Sob Dilma, vai-se reviver essa fase. O projeto enviado à sanção presidencial delega à presidente a atribuição de fixar o mínimo por decreto de 2012 a 2015. Versados nas artes do Direito, o oposicionista Demóstenes Torres (DEM-GO) e o governista Pedro Taques (PDT-MT) uniram-se na condenação ao procedimento.

“É inconstitucional”, disse Taques. “O Congresso está se agachando para o Executivo”, ecoou Demóstenes. “E quem agacha muito mostra o que não deve”. Reza a Constituição, realçaram ambos, que o mínimo só pode ser fixado por lei.
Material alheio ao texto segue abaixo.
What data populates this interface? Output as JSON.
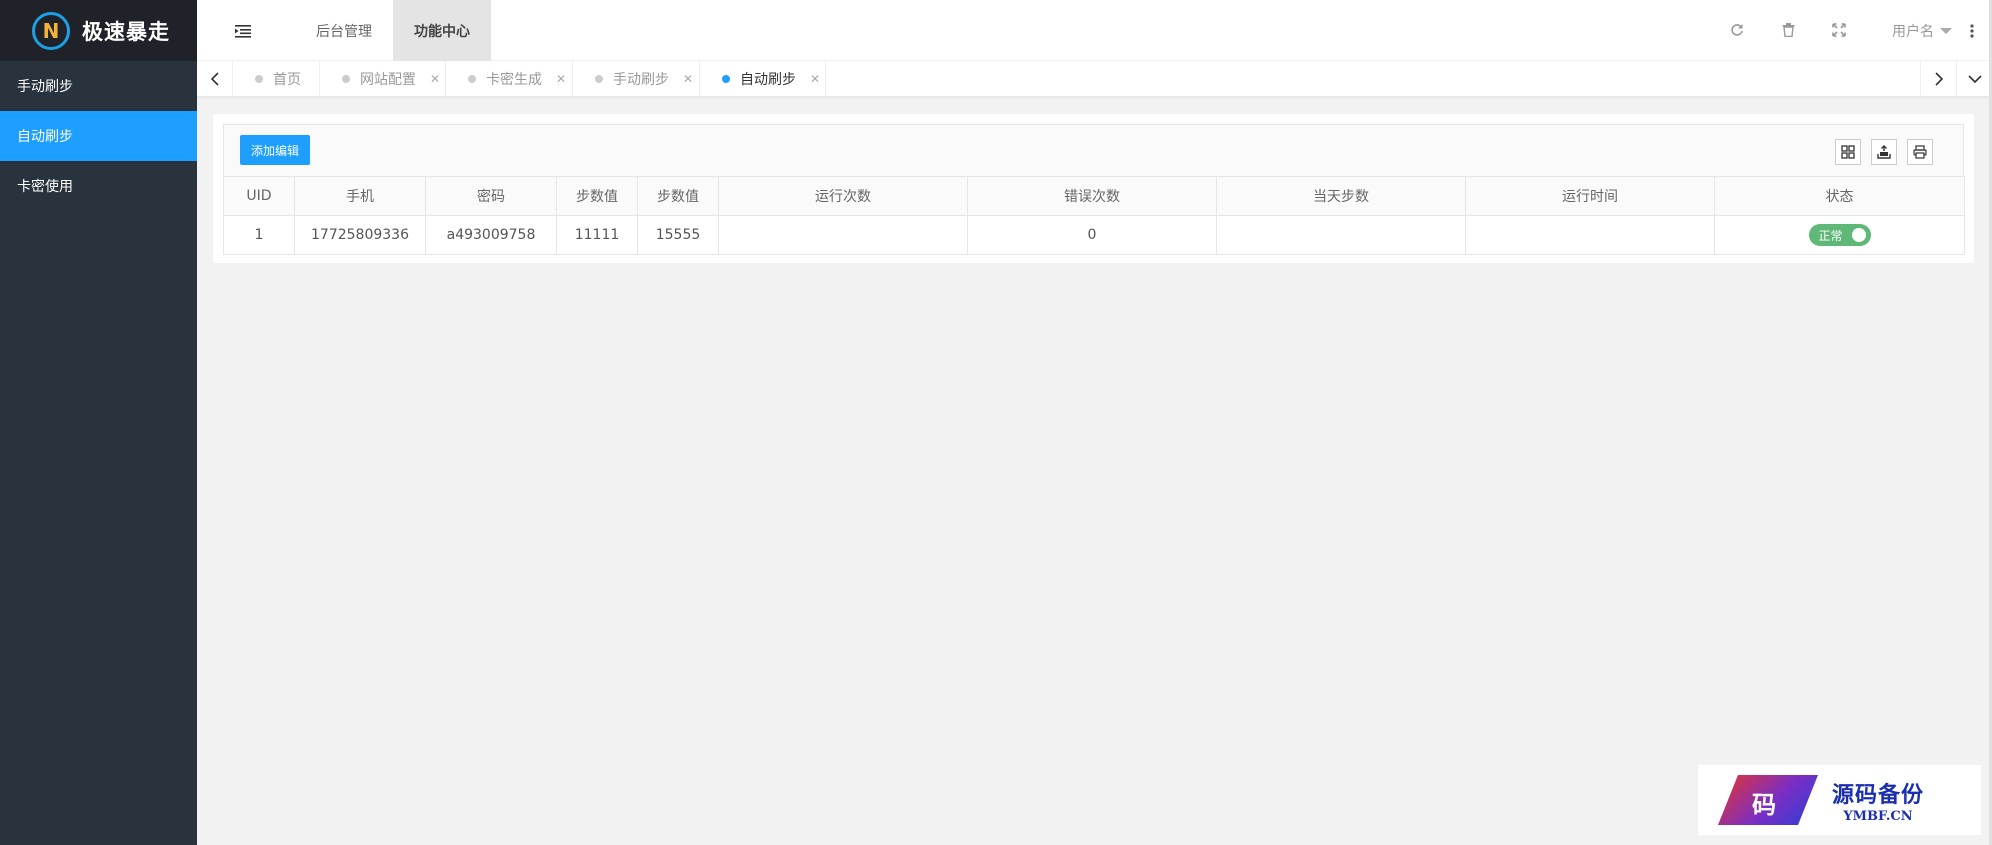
{
  "app": {
    "logo_char": "N",
    "logo_text": "极速暴走"
  },
  "sidebar": {
    "items": [
      {
        "label": "手动刷步",
        "active": false
      },
      {
        "label": "自动刷步",
        "active": true
      },
      {
        "label": "卡密使用",
        "active": false
      }
    ]
  },
  "header": {
    "menu_toggle_icon": "indent-icon",
    "nav": [
      {
        "label": "后台管理",
        "current": false
      },
      {
        "label": "功能中心",
        "current": true
      }
    ],
    "tools": [
      "refresh-icon",
      "trash-icon",
      "fullscreen-icon"
    ],
    "username": "用户名",
    "more_icon": "more-vertical-icon"
  },
  "tabs": [
    {
      "label": "首页",
      "closable": false,
      "active": false
    },
    {
      "label": "网站配置",
      "closable": true,
      "active": false
    },
    {
      "label": "卡密生成",
      "closable": true,
      "active": false
    },
    {
      "label": "手动刷步",
      "closable": true,
      "active": false
    },
    {
      "label": "自动刷步",
      "closable": true,
      "active": true
    }
  ],
  "toolbar": {
    "add_label": "添加编辑",
    "icons": [
      "columns-icon",
      "export-icon",
      "print-icon"
    ]
  },
  "table": {
    "columns": [
      "UID",
      "手机",
      "密码",
      "步数值",
      "步数值",
      "运行次数",
      "错误次数",
      "当天步数",
      "运行时间",
      "状态"
    ],
    "rows": [
      {
        "uid": "1",
        "phone": "17725809336",
        "password": "a493009758",
        "steps_min": "11111",
        "steps_max": "15555",
        "run_count": "",
        "error_count": "0",
        "today_steps": "",
        "run_time": "",
        "status": "正常",
        "status_on": true
      }
    ]
  },
  "watermark": {
    "logo_char": "码",
    "cn": "源码备份",
    "en": "YMBF.CN"
  },
  "colors": {
    "sidebar_bg": "#28333e",
    "logo_bg": "#20222a",
    "accent": "#1e9fff",
    "switch_on": "#5fb878"
  }
}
Aécio Neves (PSDB) lembrou: a exigência foi inscrita no texto constitucional, em 1988, com o decisivo apoio de Paulo Paim (PT-RS). À época um ativo defensor do fim do decreto-lei, herança da ditadura, Paim é agora ferrenho defensor dos futuros decretos de Dilma. Importam as regras, não a forma, diz ele. 

“Cada senador custa R$ 41 milhões por ano”, contabilizou Demóstenes. “O Orçamento anual do Senado é de R$ 3,3 bilhões. Vamos vir pra cá pra não trabalhar? Onde vamos parar? Vamos transformar o Brasil em Venezuela?”

Munida de ferramenta análoga à que era usada pela ditadra que combateu, Dilma reforçará Cazuza: “Eu vejo o futuro repetir o passado. Eu vejo um museu de grandes novidades. O tempo não para".